I think I truly found this love for harmony when I sang for an Acapella group at Young Harris and then the Jazz Ensemble at UGA. We did mostly Acapella (music without instruments) music, so we relied solely on our voices and how the blend orchestrated the sounds produced. Sometimes the men would soften, so the ladies could showcase their melodies, and sometimes the women would sing sweetly to highlight the male tones. If we weren’t blending correctly or one part stuck out sorely over the rest, my director would make us stand in a circle and sing with our eyes closed. We couldn’t look at her for direction, and had to rely completely on our ears to match pitch with one another. That was always my favorite part of rehearsal. The moment we closed off our senses to the rest of the world and focused on one, singular part, the melody.

After all my years of studying music, it wasn’t until I was in Phang Nga Thailand that I truly realized why I had such a connection with harmony. We were teaching some missionary kids about choral and jazz music and the importance of blend. My friend Alicia was telling them about something her old choral director always taught during rehearsal. He would always tell her choir that the harmony exist to make the melody sound better. The melody is the carrying point of the song, and the harmonies sit on top or under the central root of the song, the melodic line. When she said this, I pushed my bottom lip up, raised my eyebrows, and nodded. That totally makes sense.

As the lesson went on I chewed on that point and came to a consensus. Harmony is what I was created to be. I was created to be harmony to our ultimate melody, Our Creator, in essence ‘make him sound better,’ or in our terms, ‘glorify Him.’ Wow. Truth punched in the diaphragm. In essence we exist to make the Ultimate Melody sound better, which is our Lord. Ok, I can do that. I crave to do that. Just like when I hear that one crunchy chord that sends shivers up my spine, there is a vibration in the spiritual realm when we harmonize with the Ultimate Melody, and I get a little buzz off of that as well.

I get that. Living in the musical fairyland that is my head, I can imagine that I am singing along to be God’s harmony and live to amplify Him. But the hard part, the heartbreak if you will, is that I want to live out that harmonic relationship with someone here on earth. Enter sucking ‘S’ sound through your clenched teeth and ‘Ouuu’ sounds from the masses at that statement. All of the I-N-D-E-P-E-N-D-E-N-T woman phrases are flooding through my mind as I think about that last sentence. You don’t want to sound needy. You don’t want men to know that you can’t do it on your own, because believe me you can. I mean, you’re available, but you don’t want to sound too available. And yes, believe me, I do not want to sound needy, or lame, whatever you want to call it, but I might sound that way to you, and frankly I don’t care. The truth is, I’m ready to be the harmony in a man’s life. I’m ready to be in the sole relationship put on earth that mirrors our relationship with the Lord, the Ultimate Pursuer, the Ultimate Melody. I’m in a waiting place for that special someone, wanting to be needed by the mystery man, desiring to follow after a strong leader and visionary, and hoping for someone to harmonize with. Hoping for someone who I can make sound better…not in the snobby, I enhance your very existence kind of way, but in the, ‘let me bring out the best in you’ way.

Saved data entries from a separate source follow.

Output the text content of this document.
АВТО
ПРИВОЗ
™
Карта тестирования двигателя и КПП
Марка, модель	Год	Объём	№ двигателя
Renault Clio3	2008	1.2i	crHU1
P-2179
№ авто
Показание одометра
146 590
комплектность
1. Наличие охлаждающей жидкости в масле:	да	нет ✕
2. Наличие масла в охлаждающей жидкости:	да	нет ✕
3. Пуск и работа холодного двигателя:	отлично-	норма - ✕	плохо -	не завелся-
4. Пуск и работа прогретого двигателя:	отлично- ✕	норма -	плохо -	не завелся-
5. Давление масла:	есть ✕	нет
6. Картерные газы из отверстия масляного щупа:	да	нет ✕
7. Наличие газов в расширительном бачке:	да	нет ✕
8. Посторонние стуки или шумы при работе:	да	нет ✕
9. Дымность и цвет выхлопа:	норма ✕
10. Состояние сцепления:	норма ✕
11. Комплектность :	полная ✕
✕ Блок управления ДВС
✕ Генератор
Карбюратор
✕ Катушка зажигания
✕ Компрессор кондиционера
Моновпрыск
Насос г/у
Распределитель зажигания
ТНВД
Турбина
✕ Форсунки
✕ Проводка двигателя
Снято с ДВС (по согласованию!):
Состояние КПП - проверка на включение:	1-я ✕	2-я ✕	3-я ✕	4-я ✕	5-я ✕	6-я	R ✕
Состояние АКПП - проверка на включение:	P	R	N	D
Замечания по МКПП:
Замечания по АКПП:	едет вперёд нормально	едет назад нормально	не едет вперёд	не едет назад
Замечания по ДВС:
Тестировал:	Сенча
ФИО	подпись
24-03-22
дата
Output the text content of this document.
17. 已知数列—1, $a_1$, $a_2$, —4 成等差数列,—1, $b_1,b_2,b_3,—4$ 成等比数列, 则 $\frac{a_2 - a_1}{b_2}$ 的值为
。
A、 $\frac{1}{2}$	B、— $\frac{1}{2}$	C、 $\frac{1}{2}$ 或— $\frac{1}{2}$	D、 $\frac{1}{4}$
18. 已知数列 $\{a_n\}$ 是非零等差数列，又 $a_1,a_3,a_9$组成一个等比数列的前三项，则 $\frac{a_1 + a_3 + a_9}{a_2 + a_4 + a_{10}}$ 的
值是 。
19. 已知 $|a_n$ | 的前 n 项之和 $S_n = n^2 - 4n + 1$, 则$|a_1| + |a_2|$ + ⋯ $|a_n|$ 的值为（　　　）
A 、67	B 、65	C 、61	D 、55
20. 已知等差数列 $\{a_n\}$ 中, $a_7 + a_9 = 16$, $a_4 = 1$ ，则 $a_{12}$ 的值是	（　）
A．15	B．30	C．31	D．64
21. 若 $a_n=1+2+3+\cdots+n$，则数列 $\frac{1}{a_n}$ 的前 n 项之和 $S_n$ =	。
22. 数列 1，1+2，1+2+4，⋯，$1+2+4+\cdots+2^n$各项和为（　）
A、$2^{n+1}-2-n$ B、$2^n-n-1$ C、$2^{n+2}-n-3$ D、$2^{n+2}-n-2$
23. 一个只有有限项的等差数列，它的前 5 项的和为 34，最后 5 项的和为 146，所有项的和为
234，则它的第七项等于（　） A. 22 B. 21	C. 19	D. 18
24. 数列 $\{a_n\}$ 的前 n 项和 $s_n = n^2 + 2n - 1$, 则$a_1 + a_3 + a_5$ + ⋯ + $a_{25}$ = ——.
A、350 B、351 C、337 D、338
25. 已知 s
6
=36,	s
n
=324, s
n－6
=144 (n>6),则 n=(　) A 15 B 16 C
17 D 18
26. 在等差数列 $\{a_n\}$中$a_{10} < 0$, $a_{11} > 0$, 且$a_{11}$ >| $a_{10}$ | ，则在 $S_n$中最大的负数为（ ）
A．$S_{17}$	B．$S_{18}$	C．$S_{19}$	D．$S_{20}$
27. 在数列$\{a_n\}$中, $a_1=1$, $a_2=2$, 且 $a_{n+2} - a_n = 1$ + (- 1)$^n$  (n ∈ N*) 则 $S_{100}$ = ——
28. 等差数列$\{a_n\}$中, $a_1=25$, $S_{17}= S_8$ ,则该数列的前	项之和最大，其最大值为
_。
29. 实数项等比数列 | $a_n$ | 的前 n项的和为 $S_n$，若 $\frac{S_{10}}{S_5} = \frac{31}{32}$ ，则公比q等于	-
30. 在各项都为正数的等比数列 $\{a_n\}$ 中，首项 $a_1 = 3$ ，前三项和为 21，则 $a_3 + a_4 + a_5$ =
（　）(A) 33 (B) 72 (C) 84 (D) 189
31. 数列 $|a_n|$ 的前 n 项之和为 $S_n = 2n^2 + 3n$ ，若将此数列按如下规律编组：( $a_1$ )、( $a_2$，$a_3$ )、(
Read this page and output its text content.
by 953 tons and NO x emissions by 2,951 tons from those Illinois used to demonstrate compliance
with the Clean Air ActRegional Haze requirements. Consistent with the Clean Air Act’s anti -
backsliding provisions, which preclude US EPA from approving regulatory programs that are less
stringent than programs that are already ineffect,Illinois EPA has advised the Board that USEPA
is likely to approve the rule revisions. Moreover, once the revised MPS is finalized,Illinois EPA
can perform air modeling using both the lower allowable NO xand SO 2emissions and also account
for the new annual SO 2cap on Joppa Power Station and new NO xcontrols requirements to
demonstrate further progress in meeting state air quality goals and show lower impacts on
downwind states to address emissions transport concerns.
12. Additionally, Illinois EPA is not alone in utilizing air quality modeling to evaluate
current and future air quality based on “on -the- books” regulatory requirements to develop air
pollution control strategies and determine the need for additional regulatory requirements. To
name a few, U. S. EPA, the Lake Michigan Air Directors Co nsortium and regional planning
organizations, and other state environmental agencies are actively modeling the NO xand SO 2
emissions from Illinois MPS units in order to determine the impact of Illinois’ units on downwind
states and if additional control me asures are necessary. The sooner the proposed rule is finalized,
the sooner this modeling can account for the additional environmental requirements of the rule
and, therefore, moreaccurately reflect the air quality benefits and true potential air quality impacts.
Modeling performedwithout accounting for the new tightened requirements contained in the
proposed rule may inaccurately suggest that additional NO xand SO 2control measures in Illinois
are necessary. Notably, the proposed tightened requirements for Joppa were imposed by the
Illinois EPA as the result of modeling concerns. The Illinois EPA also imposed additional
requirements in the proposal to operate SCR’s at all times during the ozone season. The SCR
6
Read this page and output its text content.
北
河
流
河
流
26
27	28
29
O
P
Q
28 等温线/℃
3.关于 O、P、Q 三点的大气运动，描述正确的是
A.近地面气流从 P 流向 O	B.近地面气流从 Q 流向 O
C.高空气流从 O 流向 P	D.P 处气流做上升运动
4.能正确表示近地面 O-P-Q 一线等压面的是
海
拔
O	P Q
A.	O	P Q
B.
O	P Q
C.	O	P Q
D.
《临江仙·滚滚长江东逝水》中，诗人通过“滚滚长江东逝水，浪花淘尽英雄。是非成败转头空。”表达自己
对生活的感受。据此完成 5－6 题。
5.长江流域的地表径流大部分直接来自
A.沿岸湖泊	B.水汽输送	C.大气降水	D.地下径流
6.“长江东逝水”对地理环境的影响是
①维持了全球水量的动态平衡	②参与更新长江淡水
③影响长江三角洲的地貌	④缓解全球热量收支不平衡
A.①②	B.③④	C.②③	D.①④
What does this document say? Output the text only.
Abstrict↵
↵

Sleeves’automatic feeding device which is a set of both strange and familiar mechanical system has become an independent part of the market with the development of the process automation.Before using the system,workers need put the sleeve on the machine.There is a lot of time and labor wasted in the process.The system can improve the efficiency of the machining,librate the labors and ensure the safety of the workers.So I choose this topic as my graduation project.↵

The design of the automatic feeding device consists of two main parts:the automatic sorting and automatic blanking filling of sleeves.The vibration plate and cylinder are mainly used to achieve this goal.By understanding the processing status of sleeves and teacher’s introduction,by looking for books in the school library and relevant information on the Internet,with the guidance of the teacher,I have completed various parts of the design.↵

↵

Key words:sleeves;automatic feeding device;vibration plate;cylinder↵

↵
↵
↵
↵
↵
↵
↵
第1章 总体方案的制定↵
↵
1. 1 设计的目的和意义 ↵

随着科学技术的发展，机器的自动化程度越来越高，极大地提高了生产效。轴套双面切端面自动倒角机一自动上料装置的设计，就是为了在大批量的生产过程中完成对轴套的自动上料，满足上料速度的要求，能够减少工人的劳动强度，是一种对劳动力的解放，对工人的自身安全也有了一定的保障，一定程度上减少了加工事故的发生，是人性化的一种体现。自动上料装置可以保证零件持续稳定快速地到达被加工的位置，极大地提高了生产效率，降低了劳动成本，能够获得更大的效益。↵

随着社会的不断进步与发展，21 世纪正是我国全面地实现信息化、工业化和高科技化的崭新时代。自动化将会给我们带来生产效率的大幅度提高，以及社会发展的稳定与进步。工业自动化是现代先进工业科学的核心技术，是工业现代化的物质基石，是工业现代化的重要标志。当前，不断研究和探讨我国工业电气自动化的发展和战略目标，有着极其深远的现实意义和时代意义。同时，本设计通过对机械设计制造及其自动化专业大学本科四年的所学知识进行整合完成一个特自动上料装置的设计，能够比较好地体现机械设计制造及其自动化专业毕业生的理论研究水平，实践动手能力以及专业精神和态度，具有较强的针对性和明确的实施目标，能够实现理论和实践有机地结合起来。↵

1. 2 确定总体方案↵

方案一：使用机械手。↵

And that’s kind of hard. I’m still sitting, singing my harmonies by myself, and I sound like the awkward person that always sings off pitch but thinks she’s legit. I am not pitying myself, or asking for the ever-so-popular ‘in God’s perfect timing’ phrase (although I do believe His timing is everything), I’m just being mature and real with what I want and what I think I’m ready for. That’s it. Nothing too earth shattering, just my heart. In it’s truest, most naked form—honest.